Hi all! can someone send me the latest CCNA actual exam?
please send it to bny521@yahoo.com
Appreciate anyone who will share it. Thanks!
@nishanth
congratulation and keep it up. go ccnp!
@ anyone can u send me the latest CCNA actual exam?
please send it to sab3001@hotmail.com
Appreciate anyone who will share it. Thanks!
Hello Guys,
Passed my exam yesterday with 933 scores, this dumps is almost 85% valid but the concept is very important because CISCO has replaced all the answers from the dumps.7 Simulation, 5 from VTP 9tut, one from EIGRP and ACL2 but the ACL was very difficult. Thanks for exam collection and 9tut.
Dear 9tut!
I need a help to understand this question: correct answer: B and D
Which two IP addresses could be assigned to a host with a subnet mask of 255.255.254.0?
A) 113.10.4.0
B) 186.54.3.0
C) 175.33.3.255
D) 26.35.2.255
E) 17.35.36.0
@ccna q&a
take a look at the subnet mask: 255.255.254.0
the network block ranges have this many IPs:
255.255.255.255-
255.255.254.000
_____________
000.000.001.255
first network starts at xxx.xxx.0.0, ends at xxx.xxx.1.255
second: x.x.2.0 ~ x.x.3.255
third: x.x.4.0 ~ x.x.5.255
rule: starts at a multiple of 2 in the 3rd bit, ends after 1.255 IPs
A) 113.10.4.0 is the subnet address, invalid IP
B) 186.54.3.0 is in the range 186.54.2.0~186.54.3.255. valid
C) 175.33.3.255 is the broadcast address for the 175.33.2.0 subnet. invalid IP
D) 26.35.2.255 is in the same range as B). valid
E) 17.35.36.0 is a multiple of 2.0 -> subnet address, invalid IP.

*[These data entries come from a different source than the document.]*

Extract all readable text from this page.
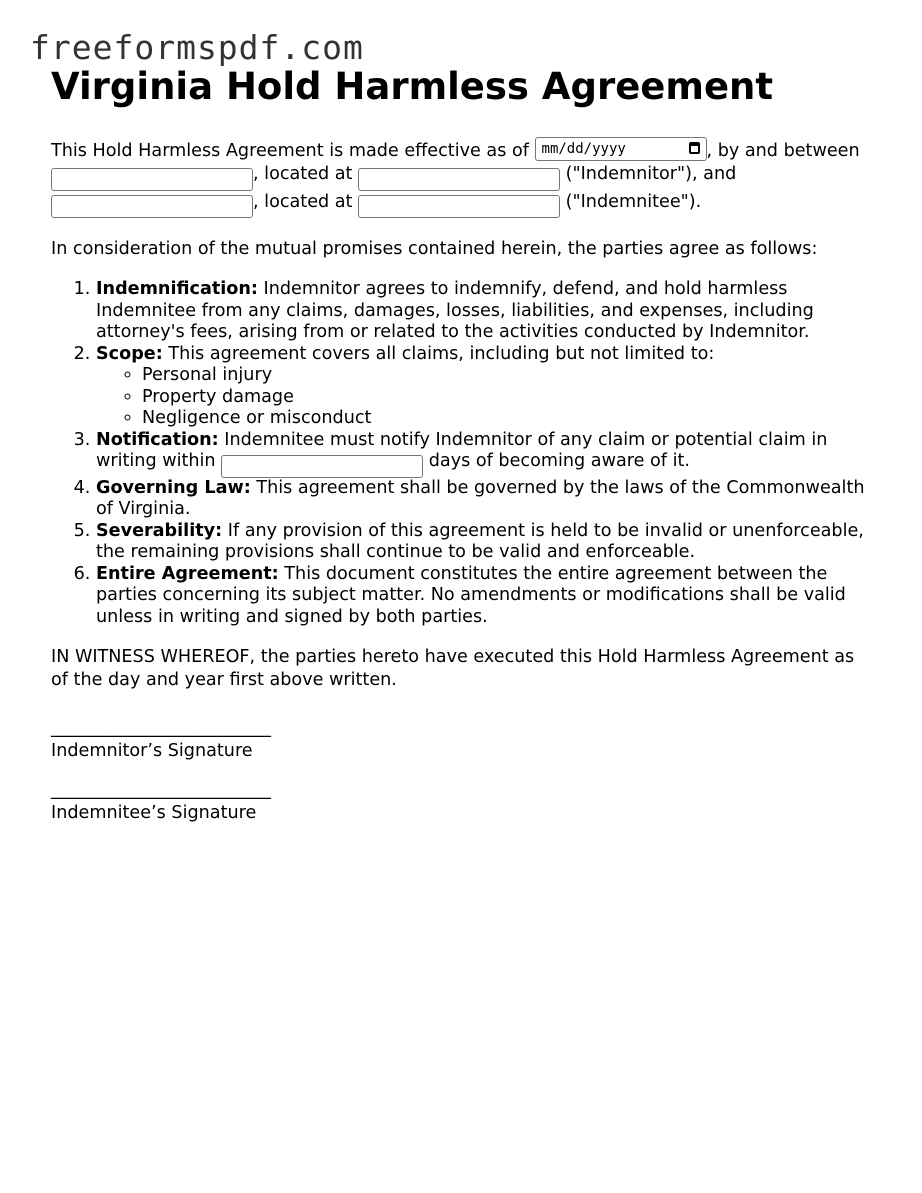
freeformspdf.com
Virginia Hold Harmless Agreement

This Hold Harmless Agreement is made effective as of mm/dd/yyyy	, by and between , located at	("Indemnitor"), and , located at	("Indemnitee").

In consideration of the mutual promises contained herein, the parties agree as follows:

1. Indemnification: Indemnitor agrees to indemnify, defend, and hold harmless Indemnitee from any claims, damages, losses, liabilities, and expenses, including attorney's fees, arising from or related to the activities conducted by Indemnitor.
2. Scope: This agreement covers all claims, including but not limited to:
◦ Personal injury
◦ Property damage
◦ Negligence or misconduct
3. Notification: Indemnitee must notify Indemnitor of any claim or potential claim in writing within	days of becoming aware of it.
4. Governing Law: This agreement shall be governed by the laws of the Commonwealth of Virginia.
5. Severability: If any provision of this agreement is held to be invalid or unenforceable, the remaining provisions shall continue to be valid and enforceable.
6. Entire Agreement: This document constitutes the entire agreement between the parties concerning its subject matter. No amendments or modifications shall be valid unless in writing and signed by both parties.

IN WITNESS WHEREOF, the parties hereto have executed this Hold Harmless Agreement as of the day and year first above written.

_________________________
Indemnitor’s Signature
_________________________
Indemnitee’s Signature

First of all we don’t care about 1st and 2nd octet, cuase that 255.255 and it could be anything, since interesting octet is 3rd octet, (254) and it increment by 2, subnet will be X.X.2.0 next subnet 4.0, 6.0 and so on till 254.0, and since 4th octet value is 0 – it’ll be 255, so available IP addresses range in our subnet 2.0 between x.x.2.1 – x.x.3.255
A) 113.10.4.0 – couldn’t be assigned to host since this is subnet number, we eliminate this
B) 186.54.3.0 – this IP falls in our range above x.x.2.1 – x.x.3.255, this is works for us
C) 175.33.3.255 – this is last IP and it’s broadcast address for our subnet 2.0 and couldn’t be assigned to host
D) 26.35.2.255 – !!!!!! this is trick, at first look this address seems to be broadcast IP, however by looking carefully and referring to our subnet IP ranges, this address still within our 2.0 subnet range, so this IP indeed works for us (this where was my hesitation, but it’s clear now after looking at details)
E) 17.35.36.0 – this is subnet IP and couldn’t be used
Thank you very much XallaX for your comment, indeed!
@ccna q&a
start from 0.0 or you will miss one subnetwork (x.x.0.0~x.x.1.255)
Xallax
I think that comes in place if question mentions about 0 – zero subnet, in this particular case there is nothing about 0 – subnet, so our subnet 2.0 and next subnet is 4.0 and so on…. correct me if I’m wrong
@ccna q&a
no, you are right, but you should always keep in mind there is that first subnet starting at 0
Xallax
ACK!
I do not understand how they came up with a subnet mask of /19?